Tenho um pequeno vizinho, que nas tardes de sábado, brinca com a irmãzinha bem debaixo da minha janela. A brincadeira chamaria menos minha atenção não fosse por uma curiosidade: saber o nome do herói gritalhão que  inspirou o menino.

Ele berra pra irmãzinha: _ yahhhhhhhhhhhhhhh!!! que silenciosa, é rendida de todas as formas. Típica cobaia de irmãozinho mais velho.  Mas se entendem por olhares em meio a uma luta em câmera lenta que tem de braços e pernadas pro alto a rolamentos pelo chão de cimento.

Tarde dessas, no auge da barulheira lá embaixo, não me contive.
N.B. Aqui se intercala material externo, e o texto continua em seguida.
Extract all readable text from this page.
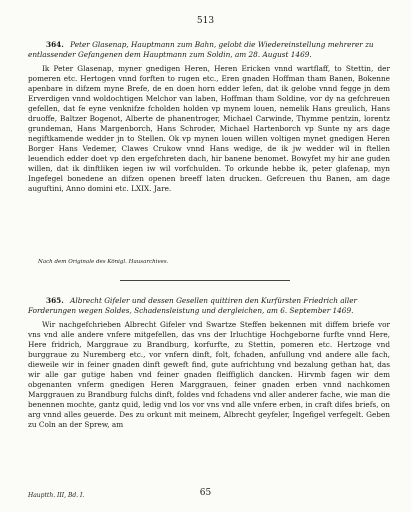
513
364. Peter Glasenap, Hauptmann zum Bahn, gelobt die Wiedereinstellung mehrerer zu entlassender Gefangenen dem Hauptmann zum Soldin, am 28. August 1469.
Ik Peter Glasenap, myner gnedigen Heren, Heren Ericken vnnd wartflaff, to Stettin, der pomeren etc. Hertogen vnnd forften to rugen etc., Eren gnaden Hoffman tham Banen, Bokenne apenbare in difzem myne Brefe, de en doen horn edder lefen, dat ik gelobe vnnd fegge jn dem Erverdigen vnnd woldochtigen Melchor van laben, Hoffman tham Soldine, vor dy na gefchreuen gefellen, dat fe eyne venknifze fcholden holden vp mynem louen, nemelik Hans greulich, Hans druoffe, Baltzer Bogenot, Alberte de phanentroger, Michael Carwinde, Thymme pentzin, lorentz grundeman, Hans Margenborch, Hans Schroder, Michael Hartenborch vp Sunte ny ars dage negiftkamende wedder jn to Stellen. Ok vp mynen louen willen voltigen mynet gnedigen Heren Borger Hans Vedemer, Clawes Crukow vnnd Hans wedige, de ik jw wedder wil in ftellen leuendich edder doet vp den ergefchreten dach, hir banene benomet. Bowyfet my hir ane guden willen, dat ik dinftliken iegen iw wil vorfchulden. To orkunde hebbe ik, peter glafenap, myn Ingefegel bonedene an difzen openen breeff laten drucken. Gefcreuen thu Banen, am dage auguftini, Anno domini etc. LXIX. Jare.
Nach dem Originale des Königl. Hausarchives.
365. Albrecht Gifeler und dessen Gesellen quittiren den Kurfürsten Friedrich aller Forderungen wegen Soldes, Schadensleistung und dergleichen, am 6. September 1469.
Wir nachgefchrieben Albrecht Gifeler vnd Swartze Steffen bekennen mit diffem briefe vor vns vnd alle andere vnfere mitgefellen, das vns der Irluchtige Hochgeborne furfte vnnd Here, Here fridrich, Marggraue zu Brandburg, korfurfte, zu Stettin, pomeren etc. Hertzoge vnd burggraue zu Nuremberg etc., vor vnfern dinft, folt, fchaden, anfullung vnd andere alle fach, dieweile wir in feiner gnaden dinft geweft find, gute aufrichtung vnd bezalung gethan hat, das wir alle gar gutige haben vnd feiner gnaden fleiffiglich dancken. Hirvmb fagen wir dem obgenanten vnferm gnedigen Heren Marggrauen, feiner gnaden erben vnnd nachkomen Marggrauen zu Brandburg fulchs dinft, foldes vnd fchadens vnd aller anderer fache, wie man die benennen mochte, gantz quid, ledig vnd los vor vns vnd alle vnfere erben, in craft difes briefs, on arg vnnd alles geuerde. Des zu orkunt mit meinem, Albrecht geyfeler, Ingefigel verfegelt. Geben zu Coln an der Sprew, am
Hauptth. III, Bd. I.	65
Cá de cima, também em alto e bom tom,  interferi na brincadeira:
_ yahhhhhhhhhhhhhhh!!!!

Depois de uma longa pausa, o menino bradou: _Apareça covarde!!
(...)
Agora que havia sido descoberta, não sabia se aparecia para o herói desconhecido, que a essa altura já estava irritado:
_Apareça seu verme! Covarde!! Apareça!!!

De verdade, não tive coragem de me render. No entanto, do alto do meu esconderijo, retrucou por mim a curiosidade que já não se aguentava:  _Quem é você??!?!



(SM)
desenho do herói: por Kynni Duarte

12/03/2010

A árvore e a erva


















Hoje ela acordou com o zunido da foice, arrancando à força de seus braços, a erva florida. As duas viviam grudadas desde quando, já haviam perdido a conta. O que se sabe é que a semente dessa amizade deixada no recôncavo de seu tronco, por um passarinho amarelo, brotou devagarzinho. Daquelas que o tempo vai firmando. Delicadamente, revelou flores brancas que deixavam a árvore toda envaidecida de enfeitada. Até confundia os passantes voadores mais distraídos.
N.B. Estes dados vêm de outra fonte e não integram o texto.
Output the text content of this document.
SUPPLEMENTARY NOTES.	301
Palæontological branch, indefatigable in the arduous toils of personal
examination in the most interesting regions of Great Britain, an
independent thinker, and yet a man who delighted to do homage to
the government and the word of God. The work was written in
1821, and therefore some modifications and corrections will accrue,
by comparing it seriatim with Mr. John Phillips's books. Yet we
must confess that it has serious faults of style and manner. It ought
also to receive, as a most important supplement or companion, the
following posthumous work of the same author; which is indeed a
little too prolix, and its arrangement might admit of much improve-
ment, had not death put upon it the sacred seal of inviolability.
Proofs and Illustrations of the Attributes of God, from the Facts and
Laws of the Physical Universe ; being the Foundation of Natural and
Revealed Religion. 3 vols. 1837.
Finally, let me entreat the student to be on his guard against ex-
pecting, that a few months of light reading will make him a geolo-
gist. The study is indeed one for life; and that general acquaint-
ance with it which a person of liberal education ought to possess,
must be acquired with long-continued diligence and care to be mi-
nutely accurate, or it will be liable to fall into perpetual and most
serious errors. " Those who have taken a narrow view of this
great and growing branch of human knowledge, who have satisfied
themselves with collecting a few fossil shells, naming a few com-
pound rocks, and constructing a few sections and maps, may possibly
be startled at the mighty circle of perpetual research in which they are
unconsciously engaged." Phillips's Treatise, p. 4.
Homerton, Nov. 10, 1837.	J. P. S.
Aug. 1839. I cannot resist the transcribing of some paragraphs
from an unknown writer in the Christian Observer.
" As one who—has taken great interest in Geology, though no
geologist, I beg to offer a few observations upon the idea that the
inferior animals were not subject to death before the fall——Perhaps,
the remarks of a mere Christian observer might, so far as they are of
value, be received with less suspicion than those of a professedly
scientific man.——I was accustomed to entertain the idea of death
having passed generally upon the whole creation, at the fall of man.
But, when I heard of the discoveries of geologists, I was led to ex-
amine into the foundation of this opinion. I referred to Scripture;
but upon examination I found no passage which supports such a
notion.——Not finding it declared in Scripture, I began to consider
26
Passaram a viver intimamente abraçadas, numa cumplicidade sem comparação. Se ficaram juntas o tempo suficiente de flores, porque agora havia a foice de separá-las? E foi em meio a esse desentendimento que a árvore viu a erva desfalecida sendo arrastada e arremessada no quintal do abandono, ao lado.

Não demorou muito e no palco desfile da foice, brotavam minhocas, formigas, tatus bolinha e toda raça de bichos miúdos. Uns para consolar a árvore, outros, de curiosos para assistir ao seu desamparo.


(SM)

11/03/2010

Esquecidos

















ele mora na subida de um morro de pedras. a roupa ferrugem e a boca cerrada por cadeado e correntes revelam que é esquecido de abertura. sua única companhia, um matagal esquecido de cultivo. vivem os dois, esquecidos de olhares.


(SM)
foto: Velho Portão/Olhares.com
de Manuel Joaquim Bastos Marques

07/03/2010

Manhã acompanhada de Chuva














Era bem cedo quando decidi que esperaria pela manhã da janela.  Não demorou muito a chegar, linda, encoberta por uma névoa fina. Pensei, como diz o ditato: cerração baixa, sol que racha.  Porque ontem ela não fez fita, já veio acompanhada de muita chuva. E juntas, manhã e chuva passaram o dia.  Encharcadas viraram a noite.

Pois hoje, ela quase convenceu o sol a acompanhá-la. Mas ele veio só até o pé do morro. Isso eu vi. Então, contrariando o ditado, a manhã não teve outra alternativa senão descerrar algumas nuvens escuras que já estavam no seu rasto. Não demorou muito e já estavam de novo, manhã e chuva, soltas pelo dia, desaguando na paisagem.


(SM)
Tela: Manhã de chuva a ouvir o Coltrane (de João Silva)
www.jokerartgallery.com/fotos/pin/silva/silva.php

04/03/2010

Arauto













manhã se abrindo.  pequeninas borboletas brancas percorrem o quintal de ponta a ponta. saltitantes. parecem dizer aos quatro cantos que o sol está ameaçando voltar. que é pra abrir as janelas, recolher os agasalhos, pendurar os guarda-chuvas. desabotoar o coração. que ele está voltando.